Putin verdiği güvenceleri yerine getirmedi
Diğer zamanlardaysa Macron’un kendisi gerçeklikle yüzleşmekte güçlük çekiyor gibiydi. Eski bir KGB subayı olan Putin baştan çıkarma sanatında eğitildi. Muhataplarını kendilerini daha iyi ifşa etmelerini sağlamak için onları sevdiğine ikna etme yeteneğine sahip. Macron da çekiciliğiyle insanları kazanacağını düşünmeyi seven bir adam. Örneğin, asla elde edilemeyecek tavizleri güvence altına almak için Başkan Donald Trump'a yaklaşmaya çalışmıştı. Fransa Cumhurbaşkanı geçen ay Moskova'dan dönerken, Putin'den Rus birliklerinin planlı askeri tatbikat sonrası Belarus'tan çekileceğine, nükleer silahların asla orada konuşlandırılmayacağına ve Rusya'nın Minsk barış sürecini izleyeceğine dair sözler aldığını söyledi.

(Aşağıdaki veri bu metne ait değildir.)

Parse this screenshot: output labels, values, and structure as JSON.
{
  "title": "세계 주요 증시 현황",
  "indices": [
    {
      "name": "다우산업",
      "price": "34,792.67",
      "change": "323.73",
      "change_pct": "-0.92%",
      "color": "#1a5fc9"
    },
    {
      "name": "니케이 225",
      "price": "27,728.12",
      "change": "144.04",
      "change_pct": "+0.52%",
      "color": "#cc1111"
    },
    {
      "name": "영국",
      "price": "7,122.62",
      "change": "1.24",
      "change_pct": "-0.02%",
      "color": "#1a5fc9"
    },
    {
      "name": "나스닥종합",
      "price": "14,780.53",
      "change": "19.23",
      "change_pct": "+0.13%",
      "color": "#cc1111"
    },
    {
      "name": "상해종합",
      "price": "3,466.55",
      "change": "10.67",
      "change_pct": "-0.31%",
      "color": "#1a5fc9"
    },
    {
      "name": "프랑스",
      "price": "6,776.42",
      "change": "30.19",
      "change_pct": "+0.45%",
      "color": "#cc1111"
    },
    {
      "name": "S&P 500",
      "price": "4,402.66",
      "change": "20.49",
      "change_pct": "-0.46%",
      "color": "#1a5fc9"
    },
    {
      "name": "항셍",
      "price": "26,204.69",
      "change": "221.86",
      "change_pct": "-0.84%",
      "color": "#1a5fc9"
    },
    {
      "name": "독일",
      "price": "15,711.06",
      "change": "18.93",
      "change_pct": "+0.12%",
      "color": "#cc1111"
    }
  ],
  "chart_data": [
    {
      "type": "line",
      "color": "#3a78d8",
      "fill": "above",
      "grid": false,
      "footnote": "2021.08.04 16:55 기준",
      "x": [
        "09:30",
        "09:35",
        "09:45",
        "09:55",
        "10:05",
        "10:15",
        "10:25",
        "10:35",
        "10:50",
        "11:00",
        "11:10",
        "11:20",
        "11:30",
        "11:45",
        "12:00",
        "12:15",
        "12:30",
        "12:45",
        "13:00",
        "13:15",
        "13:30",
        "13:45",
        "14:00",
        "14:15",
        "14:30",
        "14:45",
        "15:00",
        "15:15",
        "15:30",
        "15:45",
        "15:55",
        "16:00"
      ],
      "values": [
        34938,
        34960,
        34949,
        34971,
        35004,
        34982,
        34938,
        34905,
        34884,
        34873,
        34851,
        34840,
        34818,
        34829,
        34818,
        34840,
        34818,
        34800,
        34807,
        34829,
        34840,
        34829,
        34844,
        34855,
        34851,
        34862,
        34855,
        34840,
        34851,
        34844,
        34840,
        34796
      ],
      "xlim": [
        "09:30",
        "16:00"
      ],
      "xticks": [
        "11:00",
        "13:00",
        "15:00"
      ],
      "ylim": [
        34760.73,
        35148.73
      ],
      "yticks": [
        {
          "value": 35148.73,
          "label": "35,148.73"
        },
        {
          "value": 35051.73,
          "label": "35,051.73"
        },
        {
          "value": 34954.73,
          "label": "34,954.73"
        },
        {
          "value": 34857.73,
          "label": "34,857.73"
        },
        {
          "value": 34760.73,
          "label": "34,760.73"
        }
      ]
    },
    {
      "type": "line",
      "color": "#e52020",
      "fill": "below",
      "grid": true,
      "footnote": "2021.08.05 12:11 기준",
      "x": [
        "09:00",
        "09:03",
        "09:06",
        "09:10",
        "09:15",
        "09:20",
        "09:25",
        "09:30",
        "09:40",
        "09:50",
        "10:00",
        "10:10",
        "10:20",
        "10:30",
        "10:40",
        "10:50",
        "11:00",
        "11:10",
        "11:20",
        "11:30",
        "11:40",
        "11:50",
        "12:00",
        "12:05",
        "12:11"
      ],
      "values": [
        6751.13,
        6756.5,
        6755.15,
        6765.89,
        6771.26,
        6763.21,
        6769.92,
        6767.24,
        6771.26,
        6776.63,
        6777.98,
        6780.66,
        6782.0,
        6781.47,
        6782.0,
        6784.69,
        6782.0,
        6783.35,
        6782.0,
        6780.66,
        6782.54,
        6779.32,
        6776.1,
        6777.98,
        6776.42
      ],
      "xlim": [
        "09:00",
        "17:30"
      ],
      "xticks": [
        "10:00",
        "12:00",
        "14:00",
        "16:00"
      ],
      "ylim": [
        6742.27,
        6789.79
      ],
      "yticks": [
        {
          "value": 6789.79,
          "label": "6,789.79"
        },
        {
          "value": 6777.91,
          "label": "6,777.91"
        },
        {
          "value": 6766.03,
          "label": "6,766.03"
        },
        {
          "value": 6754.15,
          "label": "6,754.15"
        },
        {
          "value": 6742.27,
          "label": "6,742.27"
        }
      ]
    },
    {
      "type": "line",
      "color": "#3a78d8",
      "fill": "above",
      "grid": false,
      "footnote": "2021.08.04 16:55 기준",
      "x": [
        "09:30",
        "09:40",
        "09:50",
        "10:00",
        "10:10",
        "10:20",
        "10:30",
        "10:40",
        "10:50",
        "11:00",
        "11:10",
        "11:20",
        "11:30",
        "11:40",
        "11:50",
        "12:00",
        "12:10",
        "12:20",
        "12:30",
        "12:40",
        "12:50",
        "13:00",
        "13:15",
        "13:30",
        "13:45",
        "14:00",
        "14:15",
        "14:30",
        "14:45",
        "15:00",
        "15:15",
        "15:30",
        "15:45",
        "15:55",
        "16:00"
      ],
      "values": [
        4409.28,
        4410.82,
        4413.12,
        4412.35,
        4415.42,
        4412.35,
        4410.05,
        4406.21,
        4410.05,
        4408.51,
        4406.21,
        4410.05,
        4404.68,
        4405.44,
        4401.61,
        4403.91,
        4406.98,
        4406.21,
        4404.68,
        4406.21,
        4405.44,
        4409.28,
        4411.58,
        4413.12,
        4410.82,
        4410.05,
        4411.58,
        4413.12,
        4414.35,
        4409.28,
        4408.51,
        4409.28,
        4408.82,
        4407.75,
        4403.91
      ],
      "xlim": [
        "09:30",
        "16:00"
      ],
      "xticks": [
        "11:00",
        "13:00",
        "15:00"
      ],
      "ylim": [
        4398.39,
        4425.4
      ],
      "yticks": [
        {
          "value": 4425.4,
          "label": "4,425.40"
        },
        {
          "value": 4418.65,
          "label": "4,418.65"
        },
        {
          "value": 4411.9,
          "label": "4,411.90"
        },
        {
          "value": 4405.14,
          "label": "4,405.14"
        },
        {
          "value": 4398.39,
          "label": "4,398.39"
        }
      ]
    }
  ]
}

Minsk barış süreci, doğu Ukrayna'daki iki ayrılıkçı bölge üzerindeki anlaşmazlığı çözmeyi amaçlıyordu. Putin iki hafta sonra, Ukrayna’daki ayrılıkçıların gönderdiği bir davet üzerine onların bağımsızlıklarını tanıdı ve Ukrayna işgalini "Özel bir askeri operasyon" olarak başlattı. Rus birlikleri Belarus'tan çekilmedi. Macron, işgalin başladığı 24 Şubat'ta "Evet, ikiyüzlülük vardı" dedi. Yine de, o ve Putin o zamandan beri yedi kez konuştu.